Quotes of the Month

July 2002
     This month's Webletter will be a departure from its usual format, which consisted of paraphrasing in laypersons terms Preventive Medicine articles from the medical literature.

     I read an interesting editorial by Ronald C, Hamdy, M.D., FRCP, FACP. Unfortunately I had torn this editorial out of a journal and there was no indication, on the typed sheets, what the name of the journal was. The editorial used the disease hypertension to illustrate how Preventive Medicine achieved it's importance and how the evaluation and treatment of this disease altered and improved the overall health of our human global population.

     Dr. Hamdy emphasized that the discovery and availability of safe and effective anti-hypertensive medication has changed the impact of that disease and in doing so has dramatically revamped the roles of physicians in society and has enhanced the influence of medicine on that same population. Before safe anti-hypertensive medication became available, patients went to see their doctors only if they were feeling bad or had an obvious medical problem. If the physician noted an elevated blood pressure, then he/she generally placed the patient on a rigid diet such as the Kempner diet, told them to lose weight, if appropriate, and to start or increase an exercise program. The diet consisted of boiled or steamed unsalted rice and certain fruits and vegetables. Water and fluids were also restricted. As you can imagine, patient compliance was low or nonexistent. Physicians have known for many years how to measure blood pressure, and they also knew the consequences of sustained hypertension, but their ability to manage or control the disease was limited.

     In the 1960's,two studies clearly demonstrated that lowering blood pressure significantly reduced the incidence of strokes. Those studies were both in England and in a U.S. Veterans Health System. The pharmaceutical industry quickly realized that there should be a valuable market for safe and effective anti-hypertensive medications. The first group of drugs produced so many egregious symptoms (dizziness, sedation, impotence, blurred vision, dry mouth, and constipation) that patients who felt well, yet were just trying to lower their blood pressure upon their doctor's recommendation, refused to take them.

     Diuretics were the first group of drugs that significantly lowered blood pressure without unpleasant side effects. The effectiveness of this class of medications was serendipitously discovered when it was noted that patients taking sulphonamides had a marked diuresis that lowered elevated blood pressures. A research chemist, Karl Beyer, modified, by trial and error, the anti-microbial's formula to come up with chlorthiazide.

     Next came Beta-blockers and propanolol, which was the group's prototype, and was designed intentionally by James Black who was a research chemist. This discovery was quite important in physician's quest to control hypertension, but it was also a monumental event for the pharmaceutical industry-they could now design specific medications. Later this process has been further enhanced by the use of sophisticated computer software.

     Physicians were so inundated with medications with similar actions and different side effects that it became imperative for them to know which ones were best and safest for particular patients.
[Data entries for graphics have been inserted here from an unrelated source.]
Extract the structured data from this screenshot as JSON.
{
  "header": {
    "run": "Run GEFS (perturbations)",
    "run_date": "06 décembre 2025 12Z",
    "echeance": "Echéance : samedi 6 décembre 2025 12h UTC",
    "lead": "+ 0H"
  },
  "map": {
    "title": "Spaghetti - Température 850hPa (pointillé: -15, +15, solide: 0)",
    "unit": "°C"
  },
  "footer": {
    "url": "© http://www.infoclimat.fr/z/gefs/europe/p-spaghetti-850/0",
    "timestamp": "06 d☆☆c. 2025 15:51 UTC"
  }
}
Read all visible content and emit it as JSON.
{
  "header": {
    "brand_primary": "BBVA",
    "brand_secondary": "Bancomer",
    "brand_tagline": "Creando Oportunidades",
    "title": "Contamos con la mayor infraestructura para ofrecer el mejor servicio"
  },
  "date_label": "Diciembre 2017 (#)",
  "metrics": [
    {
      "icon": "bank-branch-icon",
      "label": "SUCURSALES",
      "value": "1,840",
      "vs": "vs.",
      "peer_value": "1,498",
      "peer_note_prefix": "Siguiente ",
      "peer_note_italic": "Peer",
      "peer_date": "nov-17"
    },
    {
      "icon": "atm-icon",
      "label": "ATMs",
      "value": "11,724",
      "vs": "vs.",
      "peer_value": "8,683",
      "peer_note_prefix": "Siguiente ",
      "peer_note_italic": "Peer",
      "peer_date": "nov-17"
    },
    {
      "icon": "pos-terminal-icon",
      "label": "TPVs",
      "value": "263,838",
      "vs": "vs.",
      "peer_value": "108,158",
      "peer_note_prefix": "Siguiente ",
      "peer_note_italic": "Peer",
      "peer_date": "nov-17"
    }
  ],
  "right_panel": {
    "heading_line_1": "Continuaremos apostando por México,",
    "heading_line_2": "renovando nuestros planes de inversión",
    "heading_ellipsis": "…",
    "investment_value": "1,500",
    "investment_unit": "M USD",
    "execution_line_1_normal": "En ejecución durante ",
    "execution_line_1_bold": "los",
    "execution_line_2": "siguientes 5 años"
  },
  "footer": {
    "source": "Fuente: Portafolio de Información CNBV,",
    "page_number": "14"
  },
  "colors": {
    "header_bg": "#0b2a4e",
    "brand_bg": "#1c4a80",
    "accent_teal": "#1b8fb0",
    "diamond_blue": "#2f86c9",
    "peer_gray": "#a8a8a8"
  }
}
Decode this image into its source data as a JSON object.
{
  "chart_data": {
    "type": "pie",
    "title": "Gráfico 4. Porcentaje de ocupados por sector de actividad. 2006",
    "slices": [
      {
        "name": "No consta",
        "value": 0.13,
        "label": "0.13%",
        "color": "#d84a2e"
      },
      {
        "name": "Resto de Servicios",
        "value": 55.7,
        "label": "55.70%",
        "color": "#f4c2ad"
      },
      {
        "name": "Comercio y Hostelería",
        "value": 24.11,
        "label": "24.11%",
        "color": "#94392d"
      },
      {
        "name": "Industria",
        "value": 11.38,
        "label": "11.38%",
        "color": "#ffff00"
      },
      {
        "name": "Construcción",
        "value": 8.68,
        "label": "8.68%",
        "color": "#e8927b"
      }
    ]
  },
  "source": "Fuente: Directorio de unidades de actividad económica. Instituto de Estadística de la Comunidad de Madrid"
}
Randomized controlled clinical trials became the yardstick for determining the effectiveness of those medications and also their safety. The evaluation of minor differences seen in various trials rocketed the profession of statistical analysis into the forefront of medicine. Physicians had to learn how to interpret those statistics and the art of medicine that had relied on clinical experience and anecdotal impressions was changed to the science of medicine that could be measured and ascertained by statistical analysis and significance.

     Physician's attention to routine physical examinations, on supposedly healthy patients, in order to determine whether they had asymptomatic hypertension which was amenable to correction by appropriate medication, led to the evaluation of other abnormal laboratory markers which might herald future problems. Examples of those laboratory evaluations of a person's physiological functions were tests for cholesterol and triglyceride levels, occult blood in the stool, electrocardiograms, routine chest x-rays, mammograms, and pap smears.

     Preventive medicine had been practiced for years but in the late 19th and early 20th century it was mostly associated with public health centers and not in physician's individual practices. I had never thought about it before, but I had to agree with Dr.Hamdy; the evaluation and control of hypertension has changed the scope of preventive medicine and significantly improved the health and sense of well being of the world's human population. The human life expectancy of industrialized nations has, accordingly, been vastly lengthened. The next step is introducing the concept and worth of preventive medicine into the primitive areas of the earth and into the minority population of our own country.

"It is not enough for the physician to do what is necessary, but the patient and the attendants must do their part as well and circumstances must be favorable."

"The life so short, the craft so long to learn."
     - Hippocrates c.460-357 B.C.
Take care until next time,
Richard J.Turner, III, M.D., F.A.C.S.